ニューポート=牧野愛博
2015年12月22日09時30分
太平洋戦争が開戦する20年前の1921年に、米軍が後に激戦地となるパラオ諸島の港湾状況などを調査した報告書が、最近の研究で見つかった。当時は対日作戦をめぐり、米軍内に様々な意見があった。報告書は、対日戦争を勝利に導いた後方の補給線を重んじる作戦形態につながっており、米軍による周到な準備を裏付ける資料と位置づけられる。
調査報告書は、2013年から米海軍のシンクタンク、米海軍大学(ロードアイランド州ニューポート)に派遣され、米軍の戦略・作戦を研究する下平拓哉客員教授(海上自衛隊1佐)が、同大が所蔵する米国の対日作戦計画「オレンジ計画」関連文書の中から見つけた。
調査当時、パラオを含む南洋群島は日本が委任統治していた。調査報告書は「パラオ島マラカル港」と題し、21年12月31日付で米海軍情報局から同大や太平洋艦隊司令官らに宛てた3枚の書類。米掃海艇ビッターンが係留できるブイの存在や停泊の可否、天候の状況、艦船修理施設などを調査。「前進作戦基地として最適」と評価した。

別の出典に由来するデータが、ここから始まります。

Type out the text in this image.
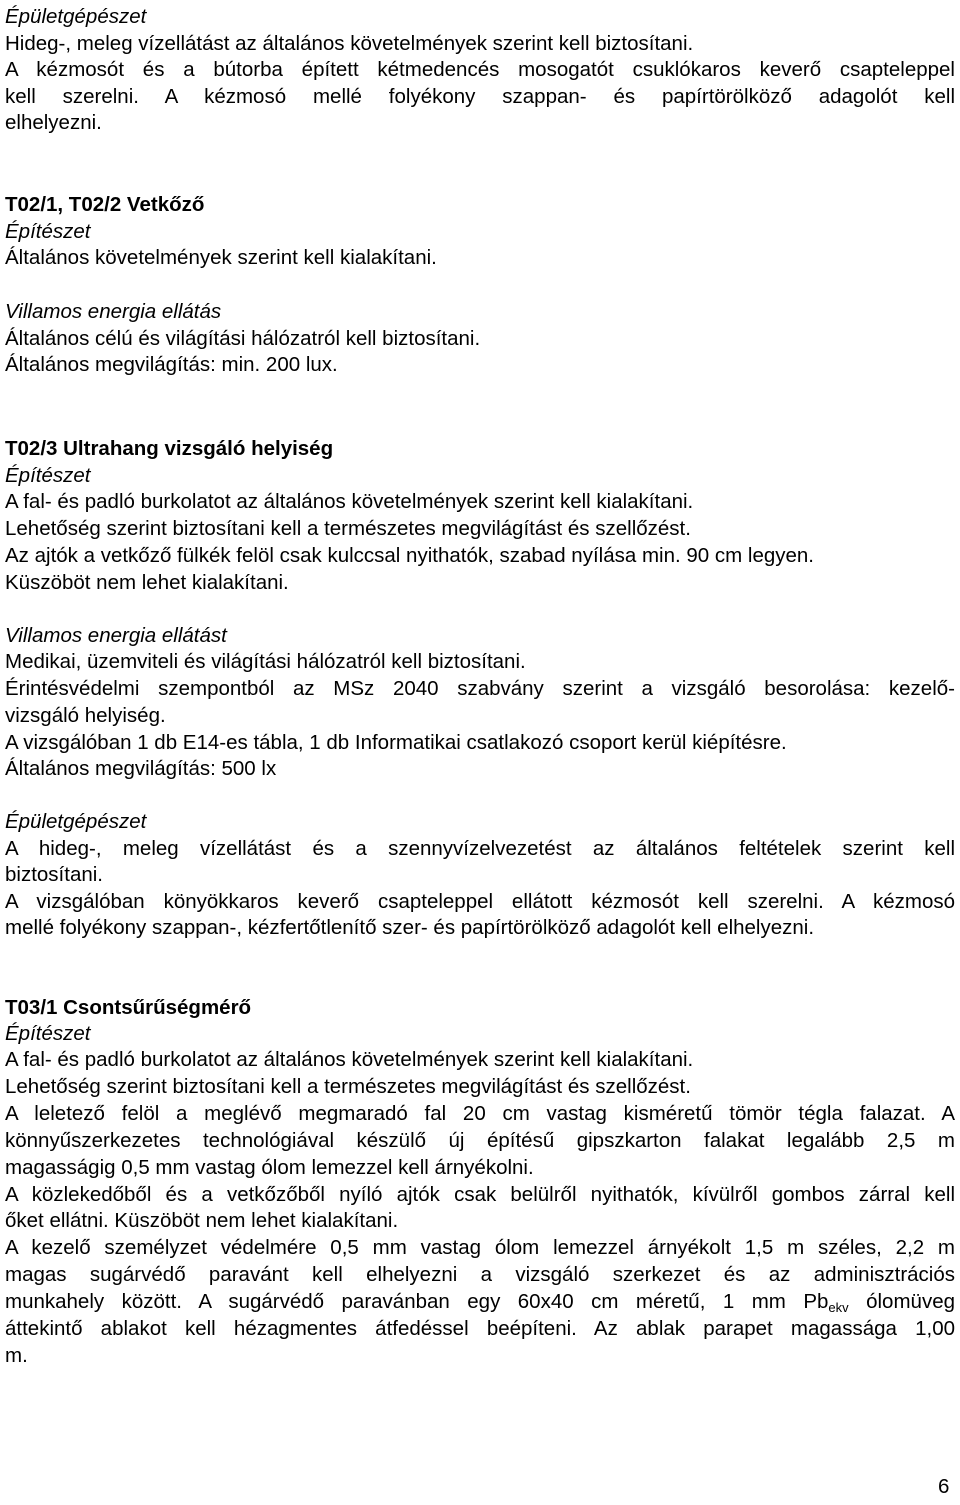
Épületgépészet
Hideg-, meleg vízellátást az általános követelmények szerint kell biztosítani.
A kézmosót és a bútorba épített kétmedencés mosogatót csuklókaros keverő csapteleppel
kell szerelni. A kézmosó mellé folyékony szappan- és papírtörölköző adagolót kell
elhelyezni.
T02/1, T02/2 Vetkőző
Építészet
Általános követelmények szerint kell kialakítani.
Villamos energia ellátás
Általános célú és világítási hálózatról kell biztosítani.
Általános megvilágítás: min. 200 lux.
T02/3 Ultrahang vizsgáló helyiség
Építészet
A fal- és padló burkolatot az általános követelmények szerint kell kialakítani.
Lehetőség szerint biztosítani kell a természetes megvilágítást és szellőzést.
Az ajtók a vetkőző fülkék felöl csak kulccsal nyithatók, szabad nyílása min. 90 cm legyen.
Küszöböt nem lehet kialakítani.
Villamos energia ellátást
Medikai, üzemviteli és világítási hálózatról kell biztosítani.
Érintésvédelmi szempontból az MSz 2040 szabvány szerint a vizsgáló besorolása: kezelő-
vizsgáló helyiség.
A vizsgálóban 1 db E14-es tábla, 1 db Informatikai csatlakozó csoport kerül kiépítésre.
Általános megvilágítás: 500 lx
Épületgépészet
A hideg-, meleg vízellátást és a szennyvízelvezetést az általános feltételek szerint kell
biztosítani.
A vizsgálóban könyökkaros keverő csapteleppel ellátott kézmosót kell szerelni. A kézmosó
mellé folyékony szappan-, kézfertőtlenítő szer- és papírtörölköző adagolót kell elhelyezni.
T03/1 Csontsűrűségmérő
Építészet
A fal- és padló burkolatot az általános követelmények szerint kell kialakítani.
Lehetőség szerint biztosítani kell a természetes megvilágítást és szellőzést.
A leletező felöl a meglévő megmaradó fal 20 cm vastag kisméretű tömör tégla falazat. A
könnyűszerkezetes technológiával készülő új építésű gipszkarton falakat legalább 2,5 m
magasságig 0,5 mm vastag ólom lemezzel kell árnyékolni.
A közlekedőből és a vetkőzőből nyíló ajtók csak belülről nyithatók, kívülről gombos zárral kell
őket ellátni. Küszöböt nem lehet kialakítani.
A kezelő személyzet védelmére 0,5 mm vastag ólom lemezzel árnyékolt 1,5 m széles, 2,2 m
magas sugárvédő paravánt kell elhelyezni a vizsgáló szerkezet és az adminisztrációs
munkahely között. A sugárvédő paravánban egy 60x40 cm méretű, 1 mm $Pb_{ekv}$ ólomüveg
áttekintő ablakot kell hézagmentes átfedéssel beépíteni. Az ablak parapet magassága 1,00
m.
6
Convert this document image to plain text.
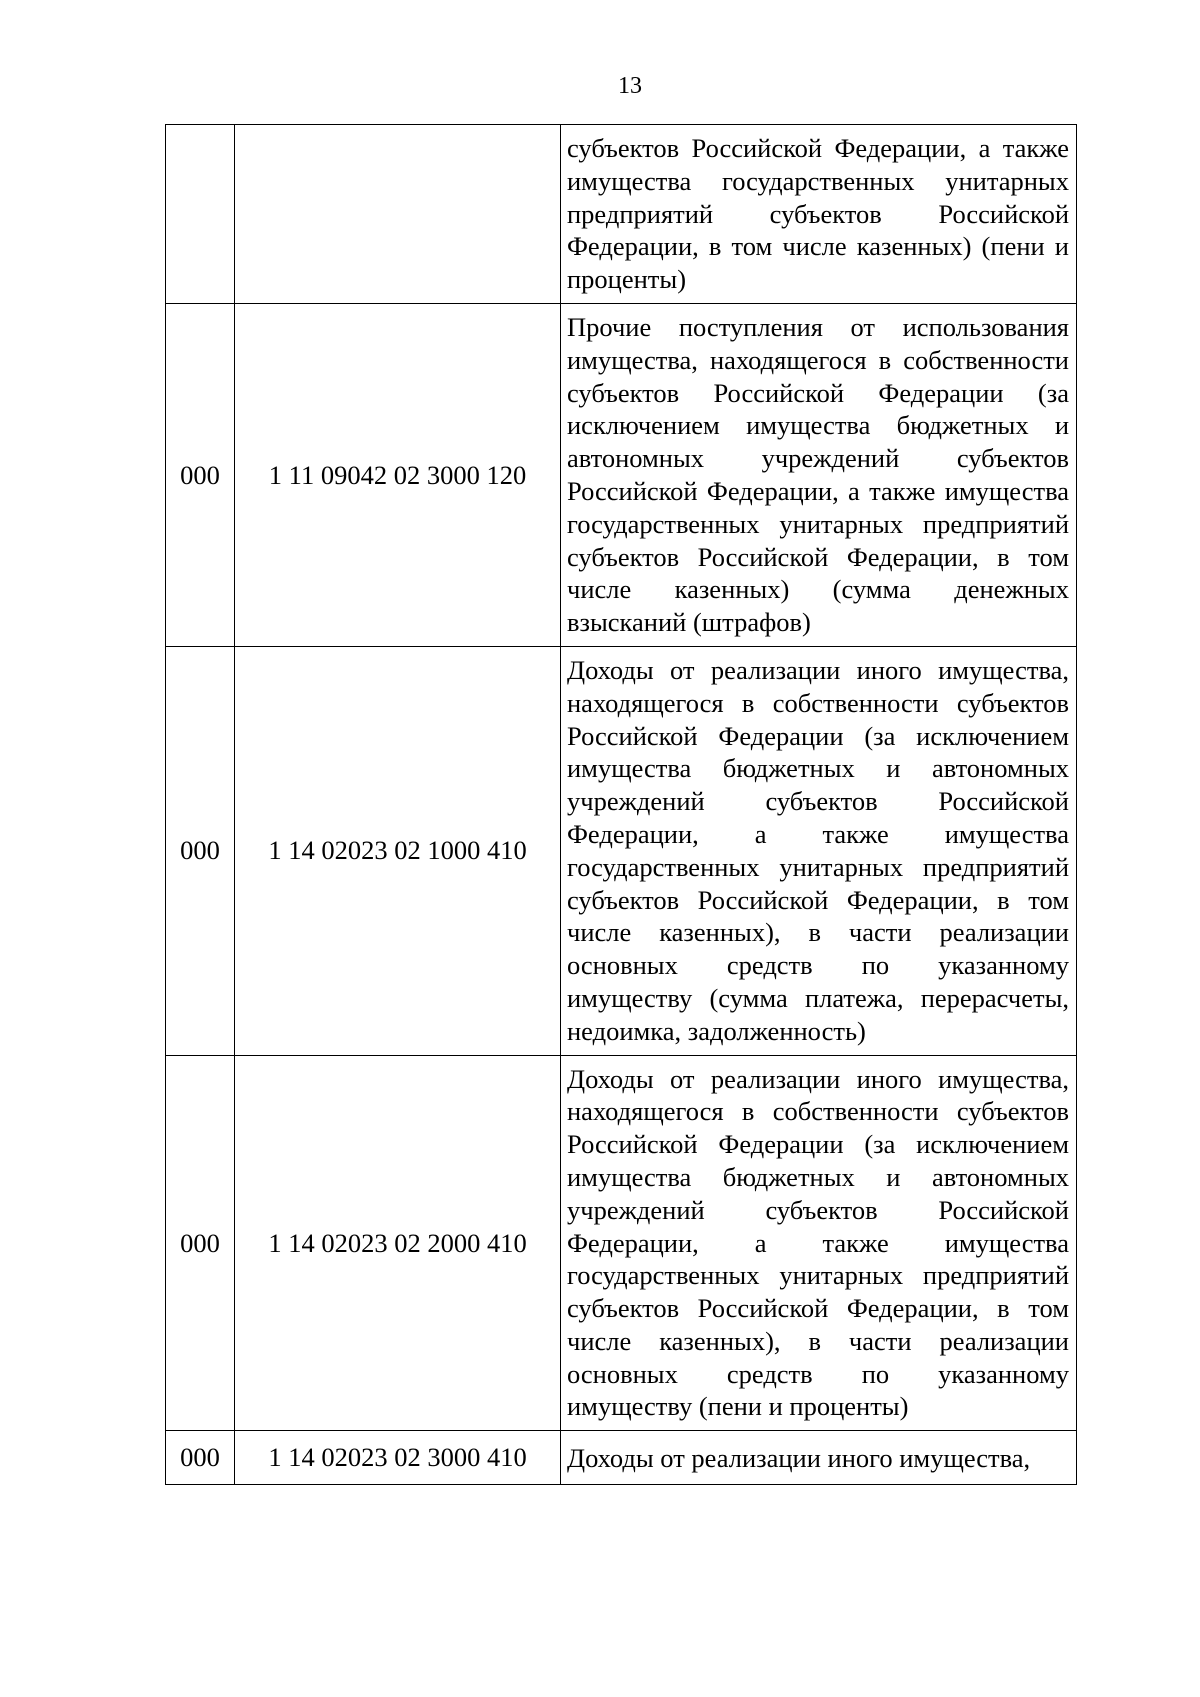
13
		субъектов Российской Федерации, а также имущества государственных унитарных предприятий субъектов Российской Федерации, в том числе казенных) (пени и проценты)
000	1 11 09042 02 3000 120	Прочие поступления от использования имущества, находящегося в собственности субъектов Российской Федерации (за исключением имущества бюджетных и автономных учреждений субъектов Российской Федерации, а также имущества государственных унитарных предприятий субъектов Российской Федерации, в том числе казенных) (сумма денежных взысканий (штрафов)
000	1 14 02023 02 1000 410	Доходы от реализации иного имущества, находящегося в собственности субъектов Российской Федерации (за исключением имущества бюджетных и автономных учреждений субъектов Российской Федерации, а также имущества государственных унитарных предприятий субъектов Российской Федерации, в том числе казенных), в части реализации основных средств по указанному имуществу (сумма платежа, перерасчеты, недоимка, задолженность)
000	1 14 02023 02 2000 410	Доходы от реализации иного имущества, находящегося в собственности субъектов Российской Федерации (за исключением имущества бюджетных и автономных учреждений субъектов Российской Федерации, а также имущества государственных унитарных предприятий субъектов Российской Федерации, в том числе казенных), в части реализации основных средств по указанному имуществу (пени и проценты)
000	1 14 02023 02 3000 410	Доходы от реализации иного имущества,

調査報告書は、同年にアール・H・エリス米海兵隊少佐が作成した対日作戦構想文書「ミクロネシア前進基地作戦」と共に所蔵されていた。同作戦は米軍の補給線を重視。マーシャル諸島やパラオなど太平洋の島々を確保しながら進攻する「飛び石作戦(アイランド・ホッピング)」を提唱した。調査は同作戦の適否を確かめるためだった可能性があり、米軍内での議論の土台となったことが考えられるという。